L’unico a non impugnare gli atti del Consiglio fu Nicola Eugenio Romagnuolo che, 5 mesi dopo la sua fuori uscita da Palazzo D’Aimmo, fu nominato commissario del Nucleo industriale di Bojano. Nomina contestata dall’Anac a causa della legge sulla inconferibilità degli incarichi.

Accanto al ricorso giudiziario dei cacciati dell’aula Massimiliano Scarabeo, Antonio Tedeschi e Paola Matteo, ci fu anche il ricorso di Filoteo Di Sandro (coordinatore regionale del partito di Giorgia Meloni) che nel frattempo si vedeva penalizzato per via della nomina, come nuovo assessore, dell’eletto nelle fila di FDI Quintino Pallante.

Certamente oggi la Regione Molise dovrà restituire anche economicamente il mal tolto agli eletti che quindi dovranno percepire le indennità spettanti dal giorno della loro cacciata dal Consiglio regionale.

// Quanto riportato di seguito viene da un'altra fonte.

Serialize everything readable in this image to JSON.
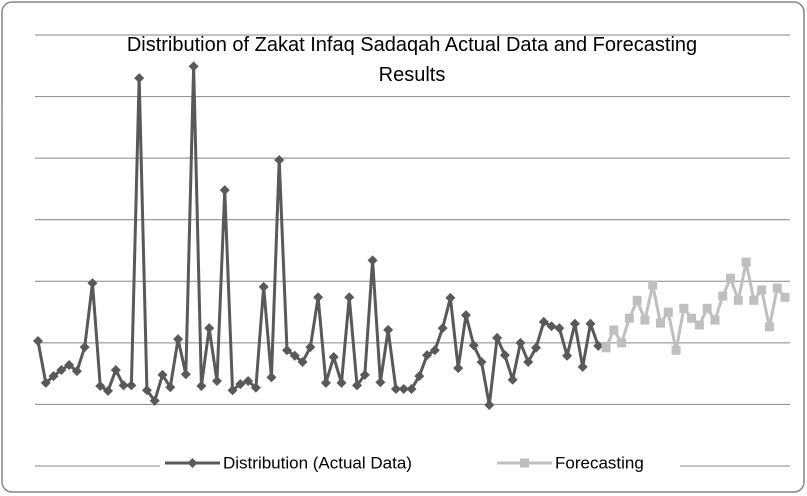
{
  "chart_data": {
    "type": "line",
    "title": "Distribution of Zakat Infaq Sadaqah Actual Data and Forecasting Results",
    "ylim": [
      0,
      7
    ],
    "yticks": [
      0,
      1,
      2,
      3,
      4,
      5,
      6,
      7
    ],
    "grid": true,
    "legend": "bottom",
    "series": [
      {
        "name": "Distribution (Actual Data)",
        "color": "#595959",
        "marker": "diamond",
        "values": [
          2.03,
          1.35,
          1.46,
          1.56,
          1.64,
          1.54,
          1.93,
          2.97,
          1.3,
          1.22,
          1.56,
          1.31,
          1.31,
          6.3,
          1.23,
          1.06,
          1.48,
          1.28,
          2.06,
          1.49,
          6.49,
          1.3,
          2.24,
          1.38,
          4.48,
          1.23,
          1.33,
          1.38,
          1.27,
          2.91,
          1.44,
          4.97,
          1.88,
          1.79,
          1.69,
          1.93,
          2.74,
          1.35,
          1.77,
          1.35,
          2.74,
          1.31,
          1.48,
          3.34,
          1.36,
          2.21,
          1.25,
          1.25,
          1.25,
          1.46,
          1.8,
          1.88,
          2.24,
          2.73,
          1.59,
          2.45,
          1.96,
          1.69,
          0.99,
          2.08,
          1.8,
          1.4,
          2.0,
          1.69,
          1.92,
          2.34,
          2.27,
          2.24,
          1.79,
          2.31,
          1.61,
          2.31,
          1.95,
          null,
          null,
          null,
          null,
          null,
          null,
          null,
          null,
          null,
          null,
          null,
          null,
          null,
          null,
          null,
          null,
          null,
          null,
          null,
          null,
          null,
          null,
          null,
          null
        ]
      },
      {
        "name": "Forecasting",
        "color": "#bfbfbf",
        "marker": "square",
        "values": [
          null,
          null,
          null,
          null,
          null,
          null,
          null,
          null,
          null,
          null,
          null,
          null,
          null,
          null,
          null,
          null,
          null,
          null,
          null,
          null,
          null,
          null,
          null,
          null,
          null,
          null,
          null,
          null,
          null,
          null,
          null,
          null,
          null,
          null,
          null,
          null,
          null,
          null,
          null,
          null,
          null,
          null,
          null,
          null,
          null,
          null,
          null,
          null,
          null,
          null,
          null,
          null,
          null,
          null,
          null,
          null,
          null,
          null,
          null,
          null,
          null,
          null,
          null,
          null,
          null,
          null,
          null,
          null,
          null,
          null,
          null,
          null,
          null,
          1.92,
          2.21,
          2.0,
          2.4,
          2.69,
          2.37,
          2.94,
          2.32,
          2.5,
          1.88,
          2.56,
          2.4,
          2.29,
          2.56,
          2.37,
          2.76,
          3.05,
          2.69,
          3.31,
          2.69,
          2.86,
          2.26,
          2.89,
          2.74
        ]
      }
    ]
  }
}
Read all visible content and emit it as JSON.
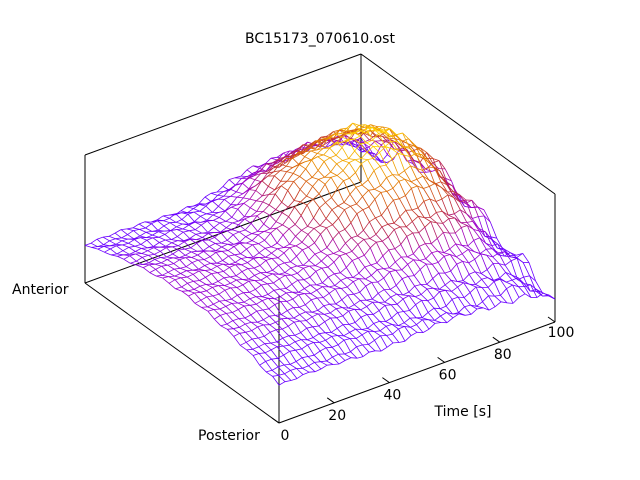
{
  "chart_data": {
    "type": "surface",
    "title": "BC15173_070610.ost",
    "xlabel": "Time [s]",
    "x_ticks": [
      "0",
      "20",
      "40",
      "60",
      "80",
      "100"
    ],
    "xlim": [
      0,
      100
    ],
    "ylim_labels": [
      "Anterior",
      "Posterior"
    ],
    "grid": false,
    "legend": "none",
    "surface_rows": 30,
    "surface_cols": 46,
    "colormap": [
      "#6a00ff",
      "#a000c8",
      "#c0302f",
      "#e07000",
      "#ffd000"
    ]
  }
}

Secondo i rumors di palazzo,gli stessi potrebbero chiedere anche un risarcimento del danno subito ai consiglieri regionali che in quell’occasione votarono a favore dell’applicazione retroattiva di questa riforma nonostante la diffida pervenuta loro da parte dei legali. Un’applicazione retroattiva che il governo Toma applicò attraverso la cosìdetta interpretazione autentica inserita nella norma e che qualche tempo dopo il governo nazionale comunicò di voler impugnare dinanzi alla Corte Costituzionale. Toma evitò l’impugnazione assicurando al governo nazionale che avrebbe provveduto a portare in aula l’abrogazione della interpretazione autentica che però dopo due anni, ancora non è arrivata all’attenzione dell’assemblea legislativa.

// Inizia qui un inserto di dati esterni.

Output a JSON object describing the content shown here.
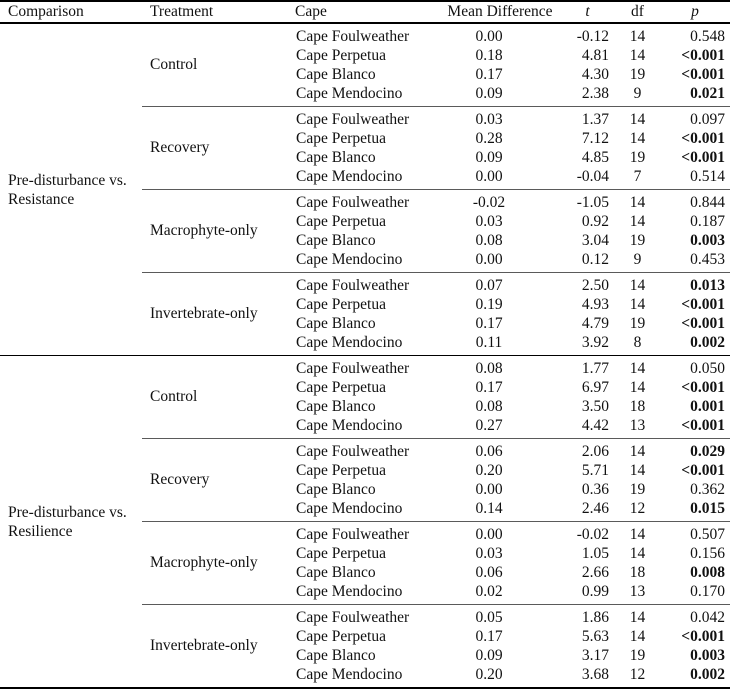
{
  "table": {
    "columns": [
      "Comparison",
      "Treatment",
      "Cape",
      "Mean Difference",
      "t",
      "df",
      "p"
    ],
    "sections": [
      {
        "comparison": "Pre-disturbance vs. Resistance",
        "treatments": [
          {
            "name": "Control",
            "rows": [
              {
                "cape": "Cape Foulweather",
                "mean_difference": "0.00",
                "t": "-0.12",
                "df": "14",
                "p": "0.548",
                "p_bold": false
              },
              {
                "cape": "Cape Perpetua",
                "mean_difference": "0.18",
                "t": "4.81",
                "df": "14",
                "p": "<0.001",
                "p_bold": true
              },
              {
                "cape": "Cape Blanco",
                "mean_difference": "0.17",
                "t": "4.30",
                "df": "19",
                "p": "<0.001",
                "p_bold": true
              },
              {
                "cape": "Cape Mendocino",
                "mean_difference": "0.09",
                "t": "2.38",
                "df": "9",
                "p": "0.021",
                "p_bold": true
              }
            ]
          },
          {
            "name": "Recovery",
            "rows": [
              {
                "cape": "Cape Foulweather",
                "mean_difference": "0.03",
                "t": "1.37",
                "df": "14",
                "p": "0.097",
                "p_bold": false
              },
              {
                "cape": "Cape Perpetua",
                "mean_difference": "0.28",
                "t": "7.12",
                "df": "14",
                "p": "<0.001",
                "p_bold": true
              },
              {
                "cape": "Cape Blanco",
                "mean_difference": "0.09",
                "t": "4.85",
                "df": "19",
                "p": "<0.001",
                "p_bold": true
              },
              {
                "cape": "Cape Mendocino",
                "mean_difference": "0.00",
                "t": "-0.04",
                "df": "7",
                "p": "0.514",
                "p_bold": false
              }
            ]
          },
          {
            "name": "Macrophyte-only",
            "rows": [
              {
                "cape": "Cape Foulweather",
                "mean_difference": "-0.02",
                "t": "-1.05",
                "df": "14",
                "p": "0.844",
                "p_bold": false
              },
              {
                "cape": "Cape Perpetua",
                "mean_difference": "0.03",
                "t": "0.92",
                "df": "14",
                "p": "0.187",
                "p_bold": false
              },
              {
                "cape": "Cape Blanco",
                "mean_difference": "0.08",
                "t": "3.04",
                "df": "19",
                "p": "0.003",
                "p_bold": true
              },
              {
                "cape": "Cape Mendocino",
                "mean_difference": "0.00",
                "t": "0.12",
                "df": "9",
                "p": "0.453",
                "p_bold": false
              }
            ]
          },
          {
            "name": "Invertebrate-only",
            "rows": [
              {
                "cape": "Cape Foulweather",
                "mean_difference": "0.07",
                "t": "2.50",
                "df": "14",
                "p": "0.013",
                "p_bold": true
              },
              {
                "cape": "Cape Perpetua",
                "mean_difference": "0.19",
                "t": "4.93",
                "df": "14",
                "p": "<0.001",
                "p_bold": true
              },
              {
                "cape": "Cape Blanco",
                "mean_difference": "0.17",
                "t": "4.79",
                "df": "19",
                "p": "<0.001",
                "p_bold": true
              },
              {
                "cape": "Cape Mendocino",
                "mean_difference": "0.11",
                "t": "3.92",
                "df": "8",
                "p": "0.002",
                "p_bold": true
              }
            ]
          }
        ]
      },
      {
        "comparison": "Pre-disturbance vs. Resilience",
        "treatments": [
          {
            "name": "Control",
            "rows": [
              {
                "cape": "Cape Foulweather",
                "mean_difference": "0.08",
                "t": "1.77",
                "df": "14",
                "p": "0.050",
                "p_bold": false
              },
              {
                "cape": "Cape Perpetua",
                "mean_difference": "0.17",
                "t": "6.97",
                "df": "14",
                "p": "<0.001",
                "p_bold": true
              },
              {
                "cape": "Cape Blanco",
                "mean_difference": "0.08",
                "t": "3.50",
                "df": "18",
                "p": "0.001",
                "p_bold": true
              },
              {
                "cape": "Cape Mendocino",
                "mean_difference": "0.27",
                "t": "4.42",
                "df": "13",
                "p": "<0.001",
                "p_bold": true
              }
            ]
          },
          {
            "name": "Recovery",
            "rows": [
              {
                "cape": "Cape Foulweather",
                "mean_difference": "0.06",
                "t": "2.06",
                "df": "14",
                "p": "0.029",
                "p_bold": true
              },
              {
                "cape": "Cape Perpetua",
                "mean_difference": "0.20",
                "t": "5.71",
                "df": "14",
                "p": "<0.001",
                "p_bold": true
              },
              {
                "cape": "Cape Blanco",
                "mean_difference": "0.00",
                "t": "0.36",
                "df": "19",
                "p": "0.362",
                "p_bold": false
              },
              {
                "cape": "Cape Mendocino",
                "mean_difference": "0.14",
                "t": "2.46",
                "df": "12",
                "p": "0.015",
                "p_bold": true
              }
            ]
          },
          {
            "name": "Macrophyte-only",
            "rows": [
              {
                "cape": "Cape Foulweather",
                "mean_difference": "0.00",
                "t": "-0.02",
                "df": "14",
                "p": "0.507",
                "p_bold": false
              },
              {
                "cape": "Cape Perpetua",
                "mean_difference": "0.03",
                "t": "1.05",
                "df": "14",
                "p": "0.156",
                "p_bold": false
              },
              {
                "cape": "Cape Blanco",
                "mean_difference": "0.06",
                "t": "2.66",
                "df": "18",
                "p": "0.008",
                "p_bold": true
              },
              {
                "cape": "Cape Mendocino",
                "mean_difference": "0.02",
                "t": "0.99",
                "df": "13",
                "p": "0.170",
                "p_bold": false
              }
            ]
          },
          {
            "name": "Invertebrate-only",
            "rows": [
              {
                "cape": "Cape Foulweather",
                "mean_difference": "0.05",
                "t": "1.86",
                "df": "14",
                "p": "0.042",
                "p_bold": false
              },
              {
                "cape": "Cape Perpetua",
                "mean_difference": "0.17",
                "t": "5.63",
                "df": "14",
                "p": "<0.001",
                "p_bold": true
              },
              {
                "cape": "Cape Blanco",
                "mean_difference": "0.09",
                "t": "3.17",
                "df": "19",
                "p": "0.003",
                "p_bold": true
              },
              {
                "cape": "Cape Mendocino",
                "mean_difference": "0.20",
                "t": "3.68",
                "df": "12",
                "p": "0.002",
                "p_bold": true
              }
            ]
          }
        ]
      }
    ]
  }
}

Per evitare tutti questi danni alla Regione, di natura giuridica ma anche economica a danno de cittadini, il 21 aprile 2021 l’ex presidente Iorio si rese protagonista come primo firmatario, di un emendamento alla legge di stabilità 2021 in cui proponeva l’abrogazione di questa riforma e il reintegro immediato dei consiglieri surroga definendo però un risparmio per le casse della Regione. Come? Riducendo le indennità fissate per i consiglieri regionali, assicurando così il mantenimento dell’importo complessivo di spesa accertato alla data di entrata in vigore della presente legge.

 

 

Ovviamente tale emendamento fu bocciato dagli altri consiglieri di centrodestra e dai 5stelle.

Oggi, ad occhio e croce, se la Cassazione dovesse decidere favorevolmente anche per gli altri ricorrenti (Scarabeo, Matteo e Di Sandro) la Regione dovrà rimborsare loro oltre un milione e mezzo di euro. Tanto, sono soldi dei cittadini.